Es ist ein paar Monate her, dass das Pariser Abkommen abgeschlossen wurde. Am 22 im April wird es von zahlreichen Staatschefs unterzeichnet. Die Vereinbarung legt wichtige Ziele zur Begrenzung des globalen Temperaturanstiegs sowie spezifische Ziele in drei Bereichen fest - Minderung, Anpassung und Finanzierung.

Viele erwarteten, dass die Konferenz ein Talkshop mit nicht vielen effektiven Ergebnissen sein wĂŒrde. Offensichtlich ist es zu frĂŒh, um konkrete Ergebnisse zu sehen - aber die Vereinbarung hat viele positive Punkte.
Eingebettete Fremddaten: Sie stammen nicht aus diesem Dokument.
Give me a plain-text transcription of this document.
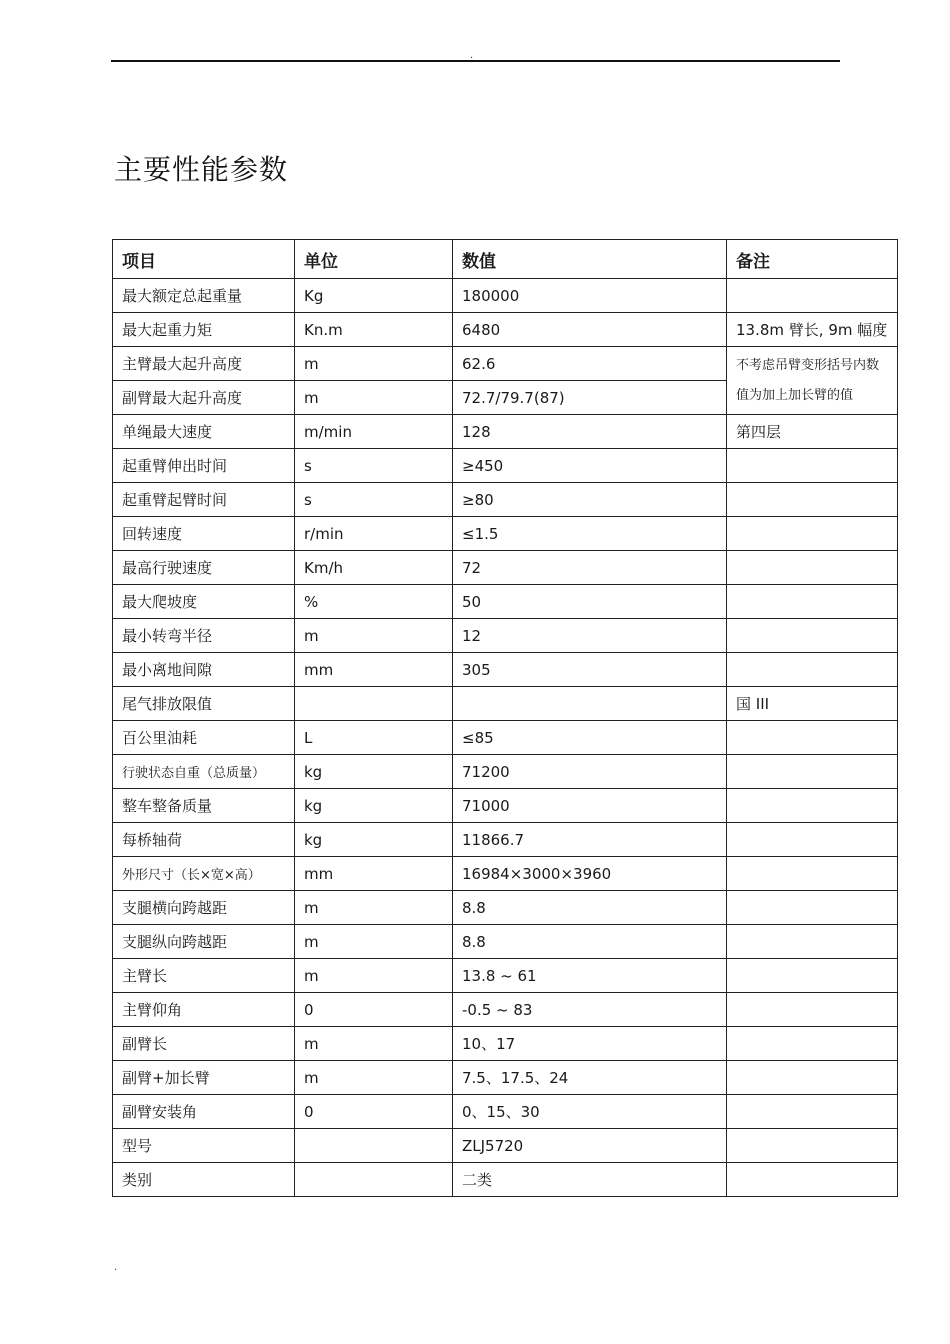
.
主要性能参数
项目	单位	数值	备注
最大额定总起重量	Kg	180000	
最大起重力矩	Kn.m	6480	13.8m 臂长, 9m 幅度
主臂最大起升高度	m	62.6	不考虑吊臂变形括号内数值为加上加长臂的值
副臂最大起升高度	m	72.7/79.7(87)	
单绳最大速度	m/min	128	第四层
起重臂伸出时间	s	≥450	
起重臂起臂时间	s	≥80	
回转速度	r/min	≤1.5	
最高行驶速度	Km/h	72	
最大爬坡度	%	50	
最小转弯半径	m	12	
最小离地间隙	mm	305	
尾气排放限值			国 III
百公里油耗	L	≤85	
行驶状态自重（总质量）	kg	71200	
整车整备质量	kg	71000	
每桥轴荷	kg	11866.7	
外形尺寸（长×宽×高）	mm	16984×3000×3960	
支腿横向跨越距	m	8.8	
支腿纵向跨越距	m	8.8	
主臂长	m	13.8 ~ 61	
主臂仰角	0	-0.5 ~ 83	
副臂长	m	10、17	
副臂+加长臂	m	7.5、17.5、24	
副臂安装角	0	0、15、30	
型号		ZLJ5720	
类别		二类	
.
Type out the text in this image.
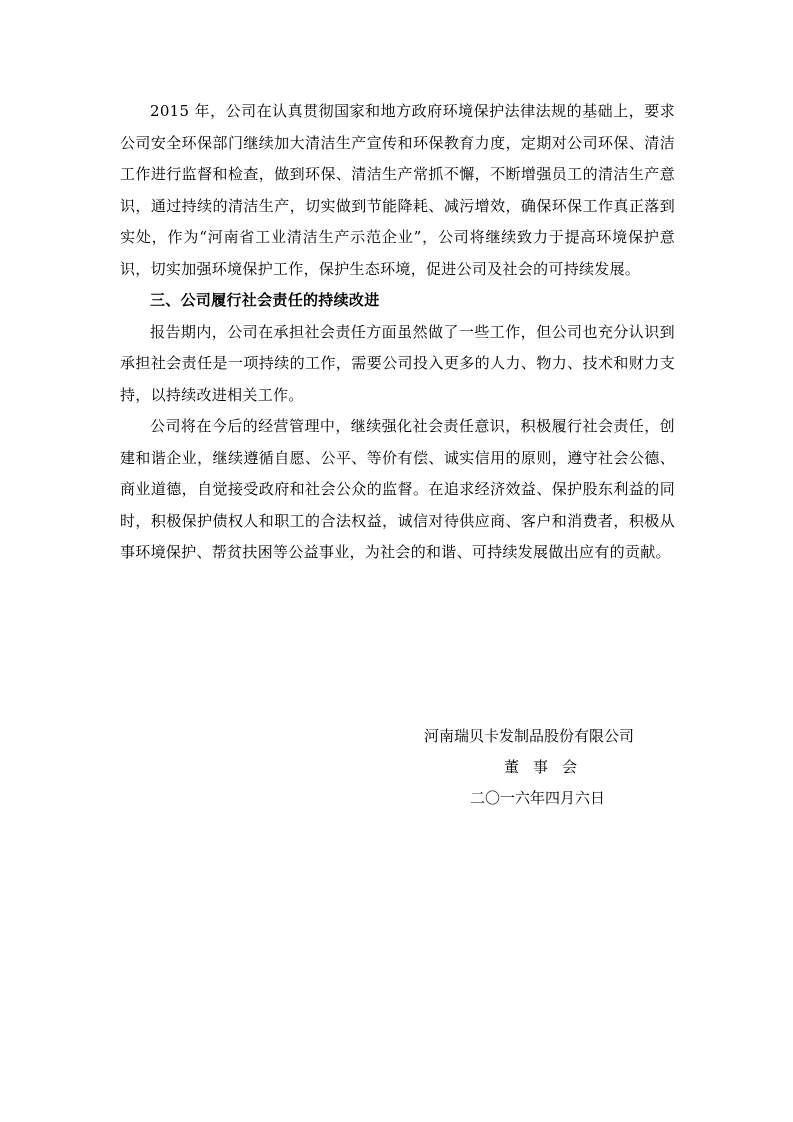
2015 年，公司在认真贯彻国家和地方政府环境保护法律法规的基础上，要求公司安全环保部门继续加大清洁生产宣传和环保教育力度，定期对公司环保、清洁工作进行监督和检查，做到环保、清洁生产常抓不懈，不断增强员工的清洁生产意识，通过持续的清洁生产，切实做到节能降耗、减污增效，确保环保工作真正落到实处，作为“河南省工业清洁生产示范企业”，公司将继续致力于提高环境保护意识，切实加强环境保护工作，保护生态环境，促进公司及社会的可持续发展。

三、公司履行社会责任的持续改进

报告期内，公司在承担社会责任方面虽然做了一些工作，但公司也充分认识到承担社会责任是一项持续的工作，需要公司投入更多的人力、物力、技术和财力支持，以持续改进相关工作。

公司将在今后的经营管理中，继续强化社会责任意识，积极履行社会责任，创建和谐企业，继续遵循自愿、公平、等价有偿、诚实信用的原则，遵守社会公德、商业道德，自觉接受政府和社会公众的监督。在追求经济效益、保护股东利益的同时，积极保护债权人和职工的合法权益，诚信对待供应商、客户和消费者，积极从事环境保护、帮贫扶困等公益事业，为社会的和谐、可持续发展做出应有的贡献。

河南瑞贝卡发制品股份有限公司
董事会
二〇一六年四月六日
Das langfristige Ziel, die Temperatur auf 2 ° C zu begrenzen - oder ein zweites, ehrgeizigeres Ziel von 1.5 ° C - lenkt die Vereinbarung. Die Minderung beinhaltet ein langfristiges Ziel - frĂŒhzeitiges Erreichen von HöchststĂ€nden, Ausgleich von Emissionen und Senken. Die begleitende Entscheidung zeigt, dass die Emissionen von 55 Gigatonnen (Gt) auf 40Gt in 2030, einer massiven LĂŒcke von 15Gt, reduziert werden mĂŒssen.

Ein neues globales Anpassungsziel zielt darauf ab, die AnpassungsfÀhigkeit und WiderstandsfÀhigkeit der LÀnder zu erhöhen. Es wird auch angestrebt, die Finanzmittel nach 100 auf 2020 Mrd. USD pro Jahr anzuheben.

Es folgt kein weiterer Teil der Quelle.